Recent Studies Expose Dangers in Chronic Sleep Deprivation

 

ABC News, March 30, 2004

Tens of millions of Americans suffer from a condition that until recently, most health professionals did not take seriously. It can accelerate the aging process, lead to obesity and increase the risk of some diseases. It's garden-variety sleep deprivation and it might be more of a problem than you think.

Upsets Blood Sugar

Dr. Eve Van Cauter is a sleep science trailblazer whose research team at the University of Chicago recently published the first study to specifically examine the physical health impact of ordinary sleep deprivation. She calls the impact of sleep debt on the body, "astonishing."

After four hours of sleep for six consecutive nights, healthy young men had blood test results that nearly matched those of diabetics. Their ability to process blood sugar was reduced by 30 percent, they had a huge drop in their insulin response, and they had elevated levels of a stress hormone called cortisol, which can lead to hypertension and memory impairment.

"We had results that were more compatible with individuals 60-years-old than with young, fit men in their early '20s," Van Cauter explains.

Perhaps equally incredible is that until Van Cauter's study, most scientists believed that sleep debt did not cause any significant physical problems. "The concept that sleep is for the mind not the body prevailed and so no one was really looking at the possibility that sleep loss has an impact on health,"Van Cauter says.

Though subjects in the study slept only four hours a night, Van Cauter says sleeping six or seven hours might be just as dangerous. "Six hours instead of four hours, would have a similar impact but would just take a longer period of time," she says.

After the experiment, the six men could make up for their sleep debt. It is unclear, however, how sleep debt affects the body over long periods of time. Van Cauter's early findings suggest that chronic short sleepers have a hard time keeping their blood sugars stable, which makes them prone to insulin resistance and obesity. Experts are now speculating that lack of sleep could be the missing link in understanding America's obesity epidemic.

Slows the Mind

The military's leading sleep expert, Colonel Gregory Belenky has long been concerned about the effect of sleep deprivation on America's hi-tech warriors. Now he is looking beyond safety and performance to uncover the biological damage that might result from sleep deprivation. His research shows that "brain function is degraded by prolonged waking."

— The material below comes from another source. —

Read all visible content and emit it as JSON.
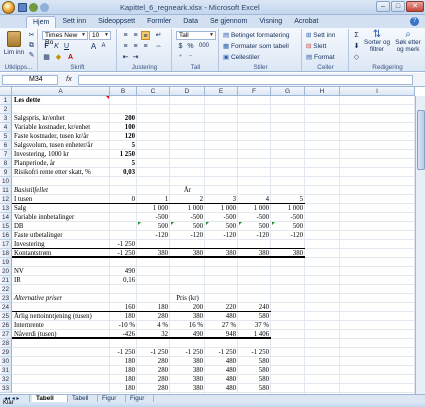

Belenky's high-tech brain images show that sleep debt decreases the entire brain's ability to function — most significantly impairing the areas of the brain responsible for attention, complex planning, complex mental operations, and judgement.

What most surprised Belenky, however, is the difficulty with which the brain recovers from sleep deprivation. Even after four eight-hour recovery nights of sleep, Belenky's subjects were still making more errors than when they started.

Trying to Cheat Nature

The United States is becoming a nation of chronic short sleepers. In 1910, most Americans slept nine hours per night. Now, the average night's sleep is seven and a half hours and the trend shows no signs of flattening. Though millions of Americans routinely get fewer than six hours, the vast majority needs at least 8 hours per night.

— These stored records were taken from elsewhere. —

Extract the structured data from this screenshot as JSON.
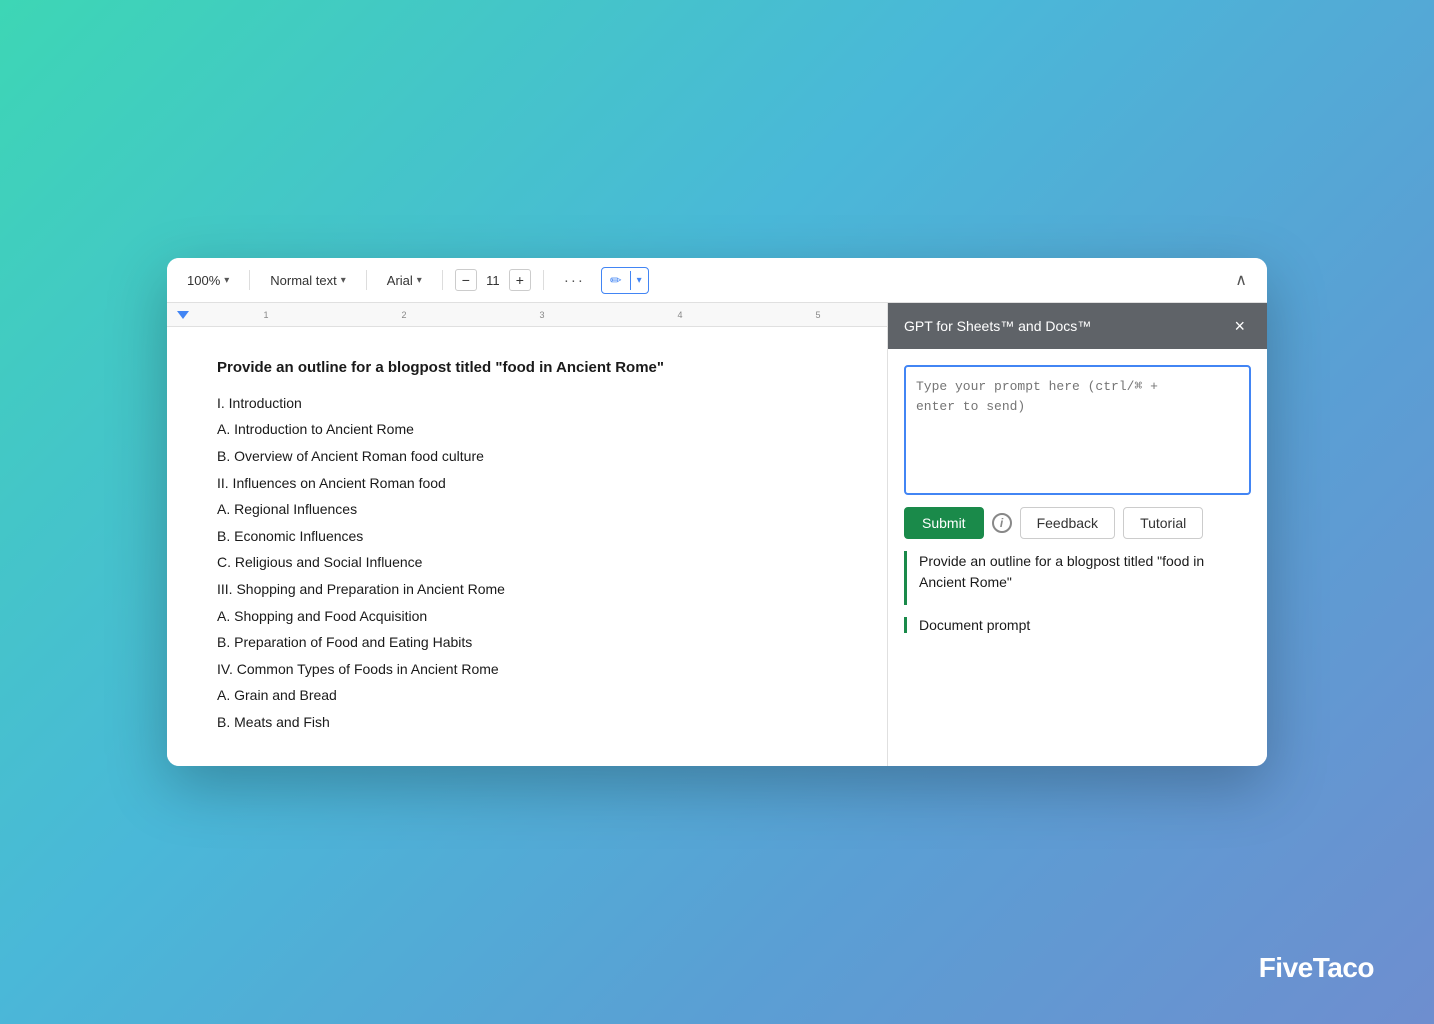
{
  "background": {
    "gradient": "linear-gradient(135deg, #3dd6b5 0%, #4ab8d8 40%, #5a9fd4 70%, #6e8ecf 100%)"
  },
  "logo": {
    "text": "FiveTaco"
  },
  "toolbar": {
    "zoom_label": "100%",
    "zoom_arrow": "▾",
    "text_style_label": "Normal text",
    "text_style_arrow": "▾",
    "font_label": "Arial",
    "font_arrow": "▾",
    "font_size_decrease": "−",
    "font_size_value": "11",
    "font_size_increase": "+",
    "more_options": "···",
    "pencil_icon": "✏",
    "collapse_icon": "∧"
  },
  "ruler": {
    "marks": [
      "1",
      "2",
      "3",
      "4",
      "5"
    ]
  },
  "document": {
    "heading": "Provide an outline for a blogpost titled \"food in Ancient Rome\"",
    "outline": [
      "I. Introduction",
      "A. Introduction to Ancient Rome",
      "B. Overview of Ancient Roman food culture",
      "II. Influences on Ancient Roman food",
      "A. Regional Influences",
      "B. Economic Influences",
      "C. Religious and Social Influence",
      "III. Shopping and Preparation in Ancient Rome",
      "A. Shopping and Food Acquisition",
      "B. Preparation of Food and Eating Habits",
      "IV. Common Types of Foods in Ancient Rome",
      "A. Grain and Bread",
      "B. Meats and Fish"
    ]
  },
  "sidebar": {
    "title": "GPT for Sheets™ and Docs™",
    "close_label": "×",
    "prompt_placeholder": "Type your prompt here (ctrl/⌘ +\nenter to send)",
    "submit_label": "Submit",
    "info_label": "i",
    "feedback_label": "Feedback",
    "tutorial_label": "Tutorial",
    "history_prompt": "Provide an outline for a blogpost titled \"food in Ancient Rome\"",
    "doc_prompt_label": "Document prompt"
  }
}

Dr. David Dinges, chief of the Division of Sleep and Chronobiology at the University of Pennsylvania, estimates that only 10 percent of Americans can consistently sleep fewer than eight hours per night without harmful effects on one's health. Many people, he says, need as many as 10. "If you're a nine or a nine and a half-hour need, and you're sleeping eight, you're developing a sleep debt — there's no way to cheat Mother Nature," says Dingis.

Fighting Fatigue

Though you cannot cheat Mother Nature, many people try by guzzling cup after cup of coffee. Dingis explains that the lift a cup of coffee gives is in fact an extra boost of stress. "When you use caffeine heavily during sleep deprivation, you have an elevated level of stress hormones occurring in the body and that's not particularly good," Dingis says.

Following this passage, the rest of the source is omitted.